A new study examining a face surveillance program implemented by the South Wales police finds the system is wrong 50 percent of the time. The Financial Times reports:
The facial recognition technology used by South Wales Police was developed by Japanese company NEC and has two functions: a live camera feed of faces matched against a pre-determined watchlist, known as “locate”, and a comparison of still images of unidentified people against the police custody database, called “identify”. The “locate” mode depends on the quality of cameras following moving targets.
According to researchers, this yielded “true positive” results in 26 per cent of cases and “false positives” in 50 per cent.
“Identify” yielded correct matches in 22 per cent of cases and incorrect matches in 9 per cent. However, more than two-thirds of submissions made by police officers in the identify mode were of images that were not of high enough quality to enable a match.
The study cites poor camera quality, low light, and people wearing things like hats and sunglasses as obstacles to the system’s accuracy. Apparently jogging past the cameras is enough to confuse the facial recognition system.

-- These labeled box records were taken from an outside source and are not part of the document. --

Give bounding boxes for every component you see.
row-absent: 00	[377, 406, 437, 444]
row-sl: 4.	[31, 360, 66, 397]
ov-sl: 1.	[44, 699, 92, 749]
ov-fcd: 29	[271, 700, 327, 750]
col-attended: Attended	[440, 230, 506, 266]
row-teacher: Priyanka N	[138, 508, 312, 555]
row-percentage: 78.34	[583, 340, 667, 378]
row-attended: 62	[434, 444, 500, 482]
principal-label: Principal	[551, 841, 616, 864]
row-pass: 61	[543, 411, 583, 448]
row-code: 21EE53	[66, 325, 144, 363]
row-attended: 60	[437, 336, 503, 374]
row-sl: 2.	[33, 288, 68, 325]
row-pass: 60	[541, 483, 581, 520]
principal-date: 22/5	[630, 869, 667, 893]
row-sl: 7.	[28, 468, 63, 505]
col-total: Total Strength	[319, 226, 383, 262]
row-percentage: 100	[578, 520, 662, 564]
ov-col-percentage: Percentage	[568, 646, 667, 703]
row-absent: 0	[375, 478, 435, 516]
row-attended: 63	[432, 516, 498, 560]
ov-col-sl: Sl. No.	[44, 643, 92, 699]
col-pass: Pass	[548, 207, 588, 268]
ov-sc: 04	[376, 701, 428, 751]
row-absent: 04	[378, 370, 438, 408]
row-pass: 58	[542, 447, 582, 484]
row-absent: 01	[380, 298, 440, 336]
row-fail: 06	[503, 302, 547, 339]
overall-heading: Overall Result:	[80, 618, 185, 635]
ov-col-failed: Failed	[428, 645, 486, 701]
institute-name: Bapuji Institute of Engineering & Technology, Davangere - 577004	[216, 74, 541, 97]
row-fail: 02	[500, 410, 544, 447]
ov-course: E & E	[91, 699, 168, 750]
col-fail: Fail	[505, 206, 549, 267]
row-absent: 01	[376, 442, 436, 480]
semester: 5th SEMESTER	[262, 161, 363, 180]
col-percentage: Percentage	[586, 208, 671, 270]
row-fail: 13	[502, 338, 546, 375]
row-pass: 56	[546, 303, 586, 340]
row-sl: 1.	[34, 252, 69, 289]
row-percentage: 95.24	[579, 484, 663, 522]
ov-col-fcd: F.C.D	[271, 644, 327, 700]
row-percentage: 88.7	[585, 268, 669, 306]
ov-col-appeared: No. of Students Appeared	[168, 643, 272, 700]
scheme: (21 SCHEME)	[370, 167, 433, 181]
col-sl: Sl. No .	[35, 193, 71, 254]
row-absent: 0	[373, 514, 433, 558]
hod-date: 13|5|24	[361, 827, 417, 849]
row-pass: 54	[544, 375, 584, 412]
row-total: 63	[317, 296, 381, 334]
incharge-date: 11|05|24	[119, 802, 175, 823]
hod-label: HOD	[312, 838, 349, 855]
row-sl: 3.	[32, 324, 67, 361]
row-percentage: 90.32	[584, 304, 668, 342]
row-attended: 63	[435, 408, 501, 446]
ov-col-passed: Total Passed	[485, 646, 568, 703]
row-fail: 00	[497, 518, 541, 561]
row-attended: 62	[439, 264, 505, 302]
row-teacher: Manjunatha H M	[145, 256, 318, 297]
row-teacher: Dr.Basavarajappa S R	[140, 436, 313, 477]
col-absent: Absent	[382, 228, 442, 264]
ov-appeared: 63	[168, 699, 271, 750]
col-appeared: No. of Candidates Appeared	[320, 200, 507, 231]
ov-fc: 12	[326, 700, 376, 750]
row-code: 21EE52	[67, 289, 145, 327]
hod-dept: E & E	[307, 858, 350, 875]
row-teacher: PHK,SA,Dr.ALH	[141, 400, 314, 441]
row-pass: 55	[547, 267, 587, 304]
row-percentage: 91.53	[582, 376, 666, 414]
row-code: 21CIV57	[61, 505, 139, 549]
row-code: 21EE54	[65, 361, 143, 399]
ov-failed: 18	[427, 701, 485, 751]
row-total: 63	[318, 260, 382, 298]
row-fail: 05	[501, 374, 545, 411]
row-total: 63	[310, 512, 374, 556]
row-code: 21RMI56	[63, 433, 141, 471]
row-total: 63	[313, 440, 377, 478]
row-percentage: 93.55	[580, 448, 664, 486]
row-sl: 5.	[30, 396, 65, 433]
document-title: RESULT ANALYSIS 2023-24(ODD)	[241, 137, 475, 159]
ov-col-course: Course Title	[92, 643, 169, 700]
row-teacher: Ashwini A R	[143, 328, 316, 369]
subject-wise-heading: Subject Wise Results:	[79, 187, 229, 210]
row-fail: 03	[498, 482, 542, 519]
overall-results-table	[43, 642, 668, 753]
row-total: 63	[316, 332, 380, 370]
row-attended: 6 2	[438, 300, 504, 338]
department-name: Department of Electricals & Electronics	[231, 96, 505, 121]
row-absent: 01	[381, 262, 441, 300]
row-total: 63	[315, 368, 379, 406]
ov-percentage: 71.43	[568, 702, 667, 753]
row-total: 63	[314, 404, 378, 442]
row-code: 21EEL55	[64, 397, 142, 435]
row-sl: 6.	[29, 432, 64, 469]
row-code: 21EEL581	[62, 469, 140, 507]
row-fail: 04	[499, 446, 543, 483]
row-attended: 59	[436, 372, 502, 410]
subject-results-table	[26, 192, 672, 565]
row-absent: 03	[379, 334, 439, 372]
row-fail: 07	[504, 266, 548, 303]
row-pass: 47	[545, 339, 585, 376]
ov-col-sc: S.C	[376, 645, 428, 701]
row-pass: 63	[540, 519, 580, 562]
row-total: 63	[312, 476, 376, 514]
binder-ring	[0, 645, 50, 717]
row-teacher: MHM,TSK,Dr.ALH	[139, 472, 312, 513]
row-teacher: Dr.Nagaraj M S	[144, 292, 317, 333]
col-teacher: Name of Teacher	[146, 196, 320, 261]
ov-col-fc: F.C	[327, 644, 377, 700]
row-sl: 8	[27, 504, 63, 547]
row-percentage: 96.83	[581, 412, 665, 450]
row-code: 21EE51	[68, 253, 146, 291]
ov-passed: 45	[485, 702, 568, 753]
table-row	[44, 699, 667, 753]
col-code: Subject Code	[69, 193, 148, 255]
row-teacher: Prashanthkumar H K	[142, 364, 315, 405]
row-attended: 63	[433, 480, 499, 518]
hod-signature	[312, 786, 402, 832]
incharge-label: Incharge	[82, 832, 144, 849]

The ACLU has called for government agencies in the United States to decline to adopt face surveillance technologies, citing both their inaccuracy and the uniquely dangerous character of the surveillance they enable. In July, the ACLU of California used Amazon’s face surveillance product, Rekognition, to scan the faces of members of Congress against a mug shot database. The results? Amazon’s technology misidentified 28 members of Congress in the mug shot database, a disproportionate number of them members of color.